Rede von Matthias Flügge zur Eröffnung der Ausstellung

Meine Damen und Herren,
wir leben gerade so dahin in einer Zeit, in der allerorten der sogenannten Revolution in der sogenannten ehemaligen DDR gedacht wird. Ausstellungen, Festivals, Programme überstürzen einander, die Meinungsforscher grasen die öffentlichen  Plätze ab mit der die Massen erregenden Frage, war die sogenannte ehemalige DDR ein Unrechtsstaat oder war sie nur eine hilflose Ansammlung hilfloser Opfer eines poststalinistischen Terroregimes? Politiker, die im Osten Wahlen gewinnen wollen, erzählen von den beeindruckenden Lebensleistungen der Eingeborenen, die ja für das alles nichts konnten, und Stasi-Gedenkstättenleiter, die ihre Budgets nicht gekürzt sehen wollen, beschwören die absolute Furchtbarkeit des Unterdrückungsstaates in Talkshows und Privataudienzen bei den Mittelgebern. Sentimentale Kostümfilme, die ihre herbeikonstruierten Stories als Wirklichkeit vermarkten, werden preisgekrönt und bestimmen das Bild der Nachgeborenen von einer widersprüchlichen, in kein Schwarz-Weiß-Raster passenden sozialen Realität. Der Kampf um die Deutungshoheit über den Osten, den wir schon vor 20 Jahren nur amüsiert betrachten konnten, wird heute offenbar härter geführt denn je. Ein bißchen absurd ist das schon.

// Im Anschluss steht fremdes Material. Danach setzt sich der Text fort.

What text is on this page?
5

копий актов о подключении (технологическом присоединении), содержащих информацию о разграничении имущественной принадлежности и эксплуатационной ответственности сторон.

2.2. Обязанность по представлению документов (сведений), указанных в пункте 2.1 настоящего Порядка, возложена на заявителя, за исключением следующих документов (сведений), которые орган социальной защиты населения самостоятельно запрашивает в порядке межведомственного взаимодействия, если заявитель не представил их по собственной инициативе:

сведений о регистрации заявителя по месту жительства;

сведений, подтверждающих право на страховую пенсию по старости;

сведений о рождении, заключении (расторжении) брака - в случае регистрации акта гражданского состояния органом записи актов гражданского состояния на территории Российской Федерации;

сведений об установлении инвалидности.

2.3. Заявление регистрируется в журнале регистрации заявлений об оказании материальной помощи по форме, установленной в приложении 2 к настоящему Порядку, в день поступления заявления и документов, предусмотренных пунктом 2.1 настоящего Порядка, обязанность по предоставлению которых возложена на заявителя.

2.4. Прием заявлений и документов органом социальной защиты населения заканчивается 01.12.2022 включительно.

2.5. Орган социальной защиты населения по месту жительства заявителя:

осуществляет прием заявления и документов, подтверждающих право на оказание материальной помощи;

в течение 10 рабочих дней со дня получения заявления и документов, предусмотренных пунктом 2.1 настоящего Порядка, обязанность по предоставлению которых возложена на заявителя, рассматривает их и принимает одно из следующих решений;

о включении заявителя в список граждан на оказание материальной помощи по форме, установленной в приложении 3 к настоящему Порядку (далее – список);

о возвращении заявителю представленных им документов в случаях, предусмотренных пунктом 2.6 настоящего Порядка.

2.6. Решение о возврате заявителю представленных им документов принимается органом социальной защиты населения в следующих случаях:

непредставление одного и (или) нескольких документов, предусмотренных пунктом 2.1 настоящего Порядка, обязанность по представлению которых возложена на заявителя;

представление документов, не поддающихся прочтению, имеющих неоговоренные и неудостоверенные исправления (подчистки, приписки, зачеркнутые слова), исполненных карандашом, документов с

Was sollten wir also tun, um unseren Teil zu dem im Grunde höchst erfreulichen Jubiläum beizutragen?
Eine Fotografie-Ausstellung, wie S. Bergemann sie vorschlug, lag nahe, schließlich war die Fotografie im Osten die meist agile und vielleicht auch meist authentische Kunstform, weil sie sich aufgrund ihrer Produktionsbedingungen am leichtesten der Kontrolle entziehen konnte, und auch, weil das Wirklichkeitsversprechen der Fotografie damals zwar schon desavouiert aber längst noch nicht so tief gebrochen war, wie jetzt, im digitalen Zeitalter. Auch konnte man Bilder, von denen man wußte, sie würden in den offiziellen Medien nie gedruckt werden, als Postkarten verschicken, als Grafiken verteilen oder in kleinen Ausstellungen zeigen.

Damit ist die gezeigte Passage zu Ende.